Paris acompanha com temor pior aumento do nível do Sena em três décadas

Enrique Rubio

Paris, 3 jun (EFE).- Inevitavelmente, o nível de água do rio Sena aumenta a cada hora poucos centímetros em sua passagem por Paris, cidade que observa isso com temor e um sentimento de impotência perante as águas que ameaçam penentrar em casas, empresas e alguns dos monumentos mais visitados do mundo.

O pico de aumento do nível do rio, dizem as autoridades, deve ser alcançando na noite desta sexta-feira, chegando aos 6,5 metros, um nível que não era visto na Cidade da Luz pelo menos desde 1982.

O alerta em Paris continua sendo laranja, ou seja, um degrau abaixo do vermelho, que deve ser decretado se o nível do rio superar os sete metros e que implicaria, de fato, na existência de um perigo real para as pessoas e os bens.

A comoção perante as imagens dos icônicos "bateaux mouches" inundados pela água e das estátuas do Louvre resgatadas pelos funcionários do museu parecem fazer esquecer que na França já foram evacuadas pelo menos 20 mil pessoas em outras localidades vizinhas e que pelo menos duas pessoas morreram.

Na capital, segundo informou a Prefeitura, não há por enquanto prevista nenhuma evacuação e nem são vislumbradas dificuldades no fornecimento elétrico e de gás.

Esse não é o caso em pequenos municípios ao sul de Paris, como Villeneuve Saint Georges, onde vive Tania Pereira, funcionária de uma companhia de limpeza que não queria sair de sua casa hoje por temor de não poder retornar a ela quando acabasse a jornada de trabalho.

"Para poder sair hoje, tive que pular sobre a água, mas não sei se poderei voltar a fazer isso, e além disso com minha filha. Na rua ao lado já foram evacuados todos os moradores e levados para um ginásio", explicou à Agência Efe Pereira.

Esta mulher de Cabo Verde relatou como a eletricidade não chega a sua casa desde ontem, e ignora quando poderá recuperar o fornecimento.

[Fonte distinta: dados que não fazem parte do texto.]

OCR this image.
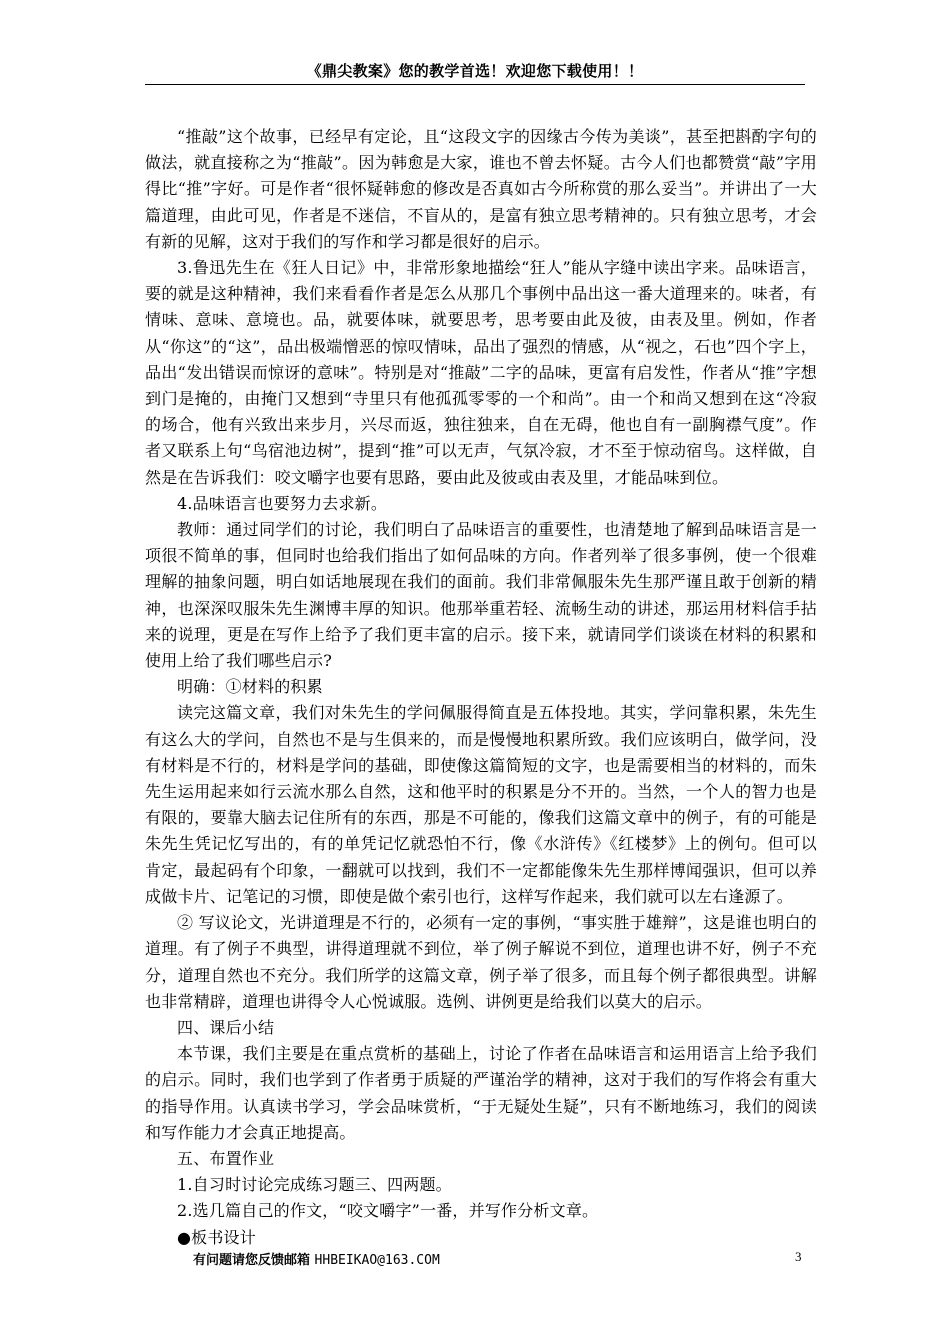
《鼎尖教案》您的教学首选！欢迎您下载使用！！

“推敲”这个故事，已经早有定论，且“这段文字的因缘古今传为美谈”，甚至把斟酌字句的做法，就直接称之为“推敲”。因为韩愈是大家，谁也不曾去怀疑。古今人们也都赞赏“敲”字用得比“推”字好。可是作者“很怀疑韩愈的修改是否真如古今所称赏的那么妥当”。并讲出了一大篇道理，由此可见，作者是不迷信，不盲从的，是富有独立思考精神的。只有独立思考，才会有新的见解，这对于我们的写作和学习都是很好的启示。

3.鲁迅先生在《狂人日记》中，非常形象地描绘“狂人”能从字缝中读出字来。品味语言，要的就是这种精神，我们来看看作者是怎么从那几个事例中品出这一番大道理来的。味者，有情味、意味、意境也。品，就要体味，就要思考，思考要由此及彼，由表及里。例如，作者从“你这”的“这”，品出极端憎恶的惊叹情味，品出了强烈的情感，从“视之，石也”四个字上，品出“发出错误而惊讶的意味”。特别是对“推敲”二字的品味，更富有启发性，作者从“推”字想到门是掩的，由掩门又想到“寺里只有他孤孤零零的一个和尚”。由一个和尚又想到在这“冷寂的场合，他有兴致出来步月，兴尽而返，独往独来，自在无碍，他也自有一副胸襟气度”。作者又联系上句“鸟宿池边树”，提到“推”可以无声，气氛冷寂，才不至于惊动宿鸟。这样做，自然是在告诉我们：咬文嚼字也要有思路，要由此及彼或由表及里，才能品味到位。

4.品味语言也要努力去求新。

教师：通过同学们的讨论，我们明白了品味语言的重要性，也清楚地了解到品味语言是一项很不简单的事，但同时也给我们指出了如何品味的方向。作者列举了很多事例，使一个很难理解的抽象问题，明白如话地展现在我们的面前。我们非常佩服朱先生那严谨且敢于创新的精神，也深深叹服朱先生渊博丰厚的知识。他那举重若轻、流畅生动的讲述，那运用材料信手拈来的说理，更是在写作上给予了我们更丰富的启示。接下来，就请同学们谈谈在材料的积累和使用上给了我们哪些启示?

明确：①材料的积累

读完这篇文章，我们对朱先生的学问佩服得简直是五体投地。其实，学问靠积累，朱先生有这么大的学问，自然也不是与生俱来的，而是慢慢地积累所致。我们应该明白，做学问，没有材料是不行的，材料是学问的基础，即使像这篇简短的文字，也是需要相当的材料的，而朱先生运用起来如行云流水那么自然，这和他平时的积累是分不开的。当然，一个人的智力也是有限的，要靠大脑去记住所有的东西，那是不可能的，像我们这篇文章中的例子，有的可能是朱先生凭记忆写出的，有的单凭记忆就恐怕不行，像《水浒传》《红楼梦》上的例句。但可以肯定，最起码有个印象，一翻就可以找到，我们不一定都能像朱先生那样博闻强识，但可以养成做卡片、记笔记的习惯，即使是做个索引也行，这样写作起来，我们就可以左右逢源了。

② 写议论文，光讲道理是不行的，必须有一定的事例，“事实胜于雄辩”，这是谁也明白的道理。有了例子不典型，讲得道理就不到位，举了例子解说不到位，道理也讲不好，例子不充分，道理自然也不充分。我们所学的这篇文章，例子举了很多，而且每个例子都很典型。讲解也非常精辟，道理也讲得令人心悦诚服。选例、讲例更是给我们以莫大的启示。

四、课后小结

本节课，我们主要是在重点赏析的基础上，讨论了作者在品味语言和运用语言上给予我们的启示。同时，我们也学到了作者勇于质疑的严谨治学的精神，这对于我们的写作将会有重大的指导作用。认真读书学习，学会品味赏析，“于无疑处生疑”，只有不断地练习，我们的阅读和写作能力才会真正地提高。

五、布置作业

1.自习时讨论完成练习题三、四两题。

2.选几篇自己的作文，“咬文嚼字”一番，并写作分析文章。

●板书设计

有问题请您反馈邮箱 HHBEIKAO@163.COM	3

Nesse mesmo instante, os prognósticos eram ameaçadores em Paris, mas despertavam mais curiosidade do que inquietação entre os vários turistas que se amontoavam nas pontes sobre o Sena para presenciar em primeira pessoa um momento histórico.

As autoridades tratam de tranquilizar a população com uma linguagem muito precavida e sempre lembrando que "neste momento" não há risco sobre a população da capital, embora as previsões não sejam de uma ciência exata.

Além da suspensão de uma linha de treme de duas estações de metrô, do fechamento das vias de circulação junto ao rio e de museus como o Louvre, o de Orsay e o Grand Palais -que o seguirão fechados até terça-feira-, o certo é que Paris continua com normalidade sua vida cotidiana.

A ministra de Ecologia e Meio Ambiente, Ségolène Royal, advertiu em qualquer caso que o nível do Sena não começará a baixar até o final desta semana.

Royal afirmou que ao longo desta noite as águas se estabilizarão- a uma altura de entre 6,10 e 6,40 metros, ainda longe dos aumentos de níveis que há pouco mais de um século, em 1910, causaram as piores inundações em Paris.

Com a passagem das horas, os meteorologistas anunciam que as precipitações irão se deslocando para o noroeste da França, o que pode levar a ameaça para cidades como a histórica Ruan ou aa povo de Giverny, onde está localizada a casa-museu do pintor Monet, que já fechou suas portas.